Yenilenebilir Gençlik Enerjisi Projesi’nin (RE-You) İkinci Bölgesel Konferansı Çanakkale’de düzenlendi.
Konferansta konuşan Yenilenebilir Enerji Akademisi (RENAC) Proje Temsilcisi Charlene Rossler, Yenilenebilir Enerji Sektöründeki İstihdam Olanaklarına Genel Bakış başlıklı sunumunda yenilenebilir enerji alanındaki istihdam olanaklarına değinerek son on yılda yenilenebilir enerji sektöründeki iş gücü ihtiyacının giderek arttığını belirtti.

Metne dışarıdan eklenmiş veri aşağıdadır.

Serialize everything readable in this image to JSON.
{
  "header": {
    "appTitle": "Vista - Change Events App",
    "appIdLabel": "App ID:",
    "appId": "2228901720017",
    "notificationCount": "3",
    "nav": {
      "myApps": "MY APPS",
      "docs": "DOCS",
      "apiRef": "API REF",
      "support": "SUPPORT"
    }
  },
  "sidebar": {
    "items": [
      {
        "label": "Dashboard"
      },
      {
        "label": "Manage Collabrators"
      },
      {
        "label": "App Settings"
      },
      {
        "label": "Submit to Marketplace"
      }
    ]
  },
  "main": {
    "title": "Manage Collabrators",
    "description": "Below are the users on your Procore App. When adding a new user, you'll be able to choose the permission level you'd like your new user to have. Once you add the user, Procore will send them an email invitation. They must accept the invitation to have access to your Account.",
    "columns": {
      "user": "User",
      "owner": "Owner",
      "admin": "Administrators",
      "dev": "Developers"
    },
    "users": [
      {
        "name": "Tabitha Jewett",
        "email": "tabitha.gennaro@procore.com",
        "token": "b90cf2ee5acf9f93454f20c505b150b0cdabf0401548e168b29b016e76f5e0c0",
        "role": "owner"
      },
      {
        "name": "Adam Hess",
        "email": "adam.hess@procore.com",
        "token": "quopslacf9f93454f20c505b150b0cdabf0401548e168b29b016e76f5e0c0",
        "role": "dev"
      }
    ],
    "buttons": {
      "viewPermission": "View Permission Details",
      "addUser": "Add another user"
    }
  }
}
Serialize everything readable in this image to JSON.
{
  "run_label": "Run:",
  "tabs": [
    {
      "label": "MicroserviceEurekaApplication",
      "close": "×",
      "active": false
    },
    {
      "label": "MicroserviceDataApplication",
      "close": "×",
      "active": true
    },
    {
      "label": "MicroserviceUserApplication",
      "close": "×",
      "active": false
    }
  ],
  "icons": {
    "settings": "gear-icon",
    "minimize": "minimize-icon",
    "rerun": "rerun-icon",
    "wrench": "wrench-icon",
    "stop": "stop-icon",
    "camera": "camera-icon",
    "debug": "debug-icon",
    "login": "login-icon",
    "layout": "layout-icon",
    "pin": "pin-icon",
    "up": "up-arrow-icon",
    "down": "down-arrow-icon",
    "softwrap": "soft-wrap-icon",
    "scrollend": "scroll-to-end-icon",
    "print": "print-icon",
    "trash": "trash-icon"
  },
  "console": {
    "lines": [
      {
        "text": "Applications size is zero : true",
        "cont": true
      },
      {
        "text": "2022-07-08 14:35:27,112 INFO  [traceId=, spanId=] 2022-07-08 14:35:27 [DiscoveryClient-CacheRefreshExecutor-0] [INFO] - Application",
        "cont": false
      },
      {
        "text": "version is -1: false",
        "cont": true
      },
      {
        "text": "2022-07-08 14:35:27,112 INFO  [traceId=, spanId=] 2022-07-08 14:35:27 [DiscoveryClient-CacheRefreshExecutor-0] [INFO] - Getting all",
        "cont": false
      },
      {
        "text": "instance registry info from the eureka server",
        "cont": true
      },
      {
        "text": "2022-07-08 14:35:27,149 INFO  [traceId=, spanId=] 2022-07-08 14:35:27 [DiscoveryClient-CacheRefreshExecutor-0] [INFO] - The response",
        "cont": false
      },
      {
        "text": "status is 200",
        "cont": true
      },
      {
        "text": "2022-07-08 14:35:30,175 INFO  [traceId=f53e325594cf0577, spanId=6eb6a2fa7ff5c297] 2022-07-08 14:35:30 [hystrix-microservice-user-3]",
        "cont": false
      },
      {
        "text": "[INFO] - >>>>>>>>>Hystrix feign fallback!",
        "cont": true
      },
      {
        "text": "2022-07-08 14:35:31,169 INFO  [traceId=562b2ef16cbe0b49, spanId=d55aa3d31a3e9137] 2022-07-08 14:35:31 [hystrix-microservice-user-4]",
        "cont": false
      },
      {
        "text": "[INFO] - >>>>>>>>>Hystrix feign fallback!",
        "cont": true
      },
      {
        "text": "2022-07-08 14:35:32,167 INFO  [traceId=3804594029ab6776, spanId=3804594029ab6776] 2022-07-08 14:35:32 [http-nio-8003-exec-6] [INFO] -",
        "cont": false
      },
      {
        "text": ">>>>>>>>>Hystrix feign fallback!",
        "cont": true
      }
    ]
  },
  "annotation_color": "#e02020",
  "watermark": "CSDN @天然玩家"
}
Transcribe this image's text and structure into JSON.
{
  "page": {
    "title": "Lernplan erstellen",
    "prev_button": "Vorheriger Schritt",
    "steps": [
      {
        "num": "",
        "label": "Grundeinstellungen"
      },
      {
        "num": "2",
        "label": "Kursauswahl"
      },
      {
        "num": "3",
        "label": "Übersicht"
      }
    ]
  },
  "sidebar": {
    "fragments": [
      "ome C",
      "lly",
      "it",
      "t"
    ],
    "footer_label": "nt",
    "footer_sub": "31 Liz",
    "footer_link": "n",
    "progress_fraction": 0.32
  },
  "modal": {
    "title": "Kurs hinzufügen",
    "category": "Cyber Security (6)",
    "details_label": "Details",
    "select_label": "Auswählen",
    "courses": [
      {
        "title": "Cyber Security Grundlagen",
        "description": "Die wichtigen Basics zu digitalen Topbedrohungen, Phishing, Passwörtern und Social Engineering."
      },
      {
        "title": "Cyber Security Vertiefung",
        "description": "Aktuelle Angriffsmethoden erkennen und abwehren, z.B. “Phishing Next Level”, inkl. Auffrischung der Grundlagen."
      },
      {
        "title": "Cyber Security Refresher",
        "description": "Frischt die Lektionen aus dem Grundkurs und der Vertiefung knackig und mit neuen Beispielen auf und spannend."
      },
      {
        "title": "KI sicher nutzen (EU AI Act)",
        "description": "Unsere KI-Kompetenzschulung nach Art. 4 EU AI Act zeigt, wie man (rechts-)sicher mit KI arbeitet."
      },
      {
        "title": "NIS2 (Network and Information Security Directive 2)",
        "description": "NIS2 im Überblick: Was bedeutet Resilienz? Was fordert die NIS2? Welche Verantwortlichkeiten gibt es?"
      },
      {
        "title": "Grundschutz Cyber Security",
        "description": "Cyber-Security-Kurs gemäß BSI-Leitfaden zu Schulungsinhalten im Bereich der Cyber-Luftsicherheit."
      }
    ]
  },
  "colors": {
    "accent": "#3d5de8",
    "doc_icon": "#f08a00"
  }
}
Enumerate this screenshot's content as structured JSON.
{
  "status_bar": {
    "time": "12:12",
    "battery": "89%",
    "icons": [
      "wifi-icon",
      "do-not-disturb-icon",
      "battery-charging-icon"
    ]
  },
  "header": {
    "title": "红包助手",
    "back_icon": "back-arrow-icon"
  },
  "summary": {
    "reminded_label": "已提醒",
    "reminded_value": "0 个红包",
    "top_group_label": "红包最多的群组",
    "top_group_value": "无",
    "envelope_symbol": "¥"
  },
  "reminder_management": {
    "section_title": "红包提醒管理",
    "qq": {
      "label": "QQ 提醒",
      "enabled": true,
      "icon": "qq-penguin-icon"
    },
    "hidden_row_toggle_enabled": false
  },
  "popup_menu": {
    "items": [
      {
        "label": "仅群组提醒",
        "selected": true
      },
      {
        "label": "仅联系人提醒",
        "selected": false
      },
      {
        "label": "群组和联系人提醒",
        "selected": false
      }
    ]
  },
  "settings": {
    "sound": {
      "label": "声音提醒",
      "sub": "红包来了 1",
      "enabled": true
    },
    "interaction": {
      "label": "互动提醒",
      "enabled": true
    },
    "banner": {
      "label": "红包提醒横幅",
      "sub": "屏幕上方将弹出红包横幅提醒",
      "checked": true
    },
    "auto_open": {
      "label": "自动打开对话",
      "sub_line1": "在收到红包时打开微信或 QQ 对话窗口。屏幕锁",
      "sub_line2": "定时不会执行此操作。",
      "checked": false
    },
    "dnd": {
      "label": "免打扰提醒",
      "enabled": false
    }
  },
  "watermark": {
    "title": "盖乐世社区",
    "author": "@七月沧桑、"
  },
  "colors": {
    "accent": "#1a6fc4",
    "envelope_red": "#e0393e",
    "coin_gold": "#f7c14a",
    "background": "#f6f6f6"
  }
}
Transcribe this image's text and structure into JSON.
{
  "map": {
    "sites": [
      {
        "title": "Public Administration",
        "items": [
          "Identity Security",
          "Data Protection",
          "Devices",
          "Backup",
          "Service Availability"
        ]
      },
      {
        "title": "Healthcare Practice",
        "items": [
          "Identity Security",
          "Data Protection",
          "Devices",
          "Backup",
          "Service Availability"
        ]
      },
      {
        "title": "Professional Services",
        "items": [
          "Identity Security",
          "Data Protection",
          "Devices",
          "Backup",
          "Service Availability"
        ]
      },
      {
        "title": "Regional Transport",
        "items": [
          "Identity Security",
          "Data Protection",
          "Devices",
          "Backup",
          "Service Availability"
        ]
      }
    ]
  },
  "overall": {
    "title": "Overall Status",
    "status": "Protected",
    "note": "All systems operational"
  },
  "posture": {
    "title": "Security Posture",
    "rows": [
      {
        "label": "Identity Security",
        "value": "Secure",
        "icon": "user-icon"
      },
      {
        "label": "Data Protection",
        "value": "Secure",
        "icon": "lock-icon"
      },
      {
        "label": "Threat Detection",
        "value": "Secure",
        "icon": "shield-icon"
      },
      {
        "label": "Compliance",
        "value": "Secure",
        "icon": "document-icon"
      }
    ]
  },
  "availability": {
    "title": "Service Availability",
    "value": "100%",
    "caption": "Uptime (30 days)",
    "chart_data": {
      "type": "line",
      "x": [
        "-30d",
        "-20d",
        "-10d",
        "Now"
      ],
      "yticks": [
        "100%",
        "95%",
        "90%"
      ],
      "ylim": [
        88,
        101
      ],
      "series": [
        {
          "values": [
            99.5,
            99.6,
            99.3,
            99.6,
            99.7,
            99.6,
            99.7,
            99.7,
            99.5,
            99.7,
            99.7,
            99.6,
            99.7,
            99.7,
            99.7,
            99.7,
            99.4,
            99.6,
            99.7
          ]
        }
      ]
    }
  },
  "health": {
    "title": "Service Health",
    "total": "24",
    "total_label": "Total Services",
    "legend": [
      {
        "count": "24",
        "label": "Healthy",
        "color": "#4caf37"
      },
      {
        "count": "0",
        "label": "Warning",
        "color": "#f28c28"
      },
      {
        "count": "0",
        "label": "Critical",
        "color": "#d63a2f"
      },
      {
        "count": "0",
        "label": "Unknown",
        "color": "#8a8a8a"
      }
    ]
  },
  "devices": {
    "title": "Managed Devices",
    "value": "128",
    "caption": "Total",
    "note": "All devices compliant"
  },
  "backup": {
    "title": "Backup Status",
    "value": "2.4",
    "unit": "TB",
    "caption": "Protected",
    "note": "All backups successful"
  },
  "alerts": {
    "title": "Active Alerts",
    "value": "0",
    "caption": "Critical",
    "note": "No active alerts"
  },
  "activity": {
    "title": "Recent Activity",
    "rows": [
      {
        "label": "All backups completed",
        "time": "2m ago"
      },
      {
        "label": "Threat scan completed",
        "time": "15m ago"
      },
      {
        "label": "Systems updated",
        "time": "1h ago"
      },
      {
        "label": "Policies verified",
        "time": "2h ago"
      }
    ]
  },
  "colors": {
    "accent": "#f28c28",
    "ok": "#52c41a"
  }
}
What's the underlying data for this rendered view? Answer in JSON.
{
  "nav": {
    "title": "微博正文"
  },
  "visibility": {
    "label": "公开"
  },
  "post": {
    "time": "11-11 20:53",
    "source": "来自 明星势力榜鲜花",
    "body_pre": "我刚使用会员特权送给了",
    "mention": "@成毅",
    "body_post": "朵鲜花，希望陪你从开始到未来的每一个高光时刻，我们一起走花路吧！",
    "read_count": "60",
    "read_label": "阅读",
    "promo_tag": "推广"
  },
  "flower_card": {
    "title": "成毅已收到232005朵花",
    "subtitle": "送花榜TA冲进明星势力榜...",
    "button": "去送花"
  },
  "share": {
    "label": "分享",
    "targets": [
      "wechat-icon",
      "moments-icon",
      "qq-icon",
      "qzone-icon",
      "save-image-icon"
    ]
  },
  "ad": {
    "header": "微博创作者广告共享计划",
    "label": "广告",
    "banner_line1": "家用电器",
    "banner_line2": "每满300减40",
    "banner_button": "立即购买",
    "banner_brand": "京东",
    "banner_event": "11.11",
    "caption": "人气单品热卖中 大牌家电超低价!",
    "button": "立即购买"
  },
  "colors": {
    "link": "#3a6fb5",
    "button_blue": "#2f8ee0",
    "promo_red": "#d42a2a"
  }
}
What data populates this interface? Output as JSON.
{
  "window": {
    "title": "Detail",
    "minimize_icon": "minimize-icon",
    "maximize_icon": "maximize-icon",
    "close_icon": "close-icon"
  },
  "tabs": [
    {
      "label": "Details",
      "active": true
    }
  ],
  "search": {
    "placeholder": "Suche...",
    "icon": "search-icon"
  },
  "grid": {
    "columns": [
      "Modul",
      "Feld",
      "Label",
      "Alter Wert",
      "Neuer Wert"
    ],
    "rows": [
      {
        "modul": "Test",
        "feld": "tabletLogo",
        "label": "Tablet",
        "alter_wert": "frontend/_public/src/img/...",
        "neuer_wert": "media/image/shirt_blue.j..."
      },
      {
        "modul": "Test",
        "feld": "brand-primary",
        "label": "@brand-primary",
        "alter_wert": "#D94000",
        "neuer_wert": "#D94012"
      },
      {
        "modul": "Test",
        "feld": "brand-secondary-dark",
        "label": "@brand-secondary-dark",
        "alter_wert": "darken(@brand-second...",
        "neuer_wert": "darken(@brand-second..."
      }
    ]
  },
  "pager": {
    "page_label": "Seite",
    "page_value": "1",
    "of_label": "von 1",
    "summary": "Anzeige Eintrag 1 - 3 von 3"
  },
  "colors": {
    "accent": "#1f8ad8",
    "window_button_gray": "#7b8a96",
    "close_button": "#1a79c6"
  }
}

Rossler Almanya’daki yenilenebilir enerji alanındaki istihdam konusuna dikkat çekerek, “Almanya’da 2000-2010 dönemindeki 10 yıllık süreçte yenilenebilir enerji alanındaki istihdamın üç katına çıktığını görüyoruz. Devam eden büyümesini sürdüren Almanya, özellikle güneş ve rüzgâr enerjisinde iş gücüne ihtiyaç duymaya başladı. Bu noktada uluslararası yetkinliğe sahip merkezler tarafından belgelendirilmiş iklimlendirme teknisyenleri, biyoenerji, rüzgâr veya güneş enerjisi uzmanları gibi kilit pozisyonlardaki çalışan gereksinimi arttı. Öte yandan, Almanya’da rüzgâr enerjisi 2016 yılında kalıcı bir büyüme sağlamış ancak takip eden yıllarda istihdamda görülen azalma, dış ticaretteki eksiklikler sebebiyle bir düşüş yaşasa da bu durumu toparladığını görüyoruz. Biyokütle ve hidroenerjide ise bu dalgalanmayı daha az görüyoruz.” dedi.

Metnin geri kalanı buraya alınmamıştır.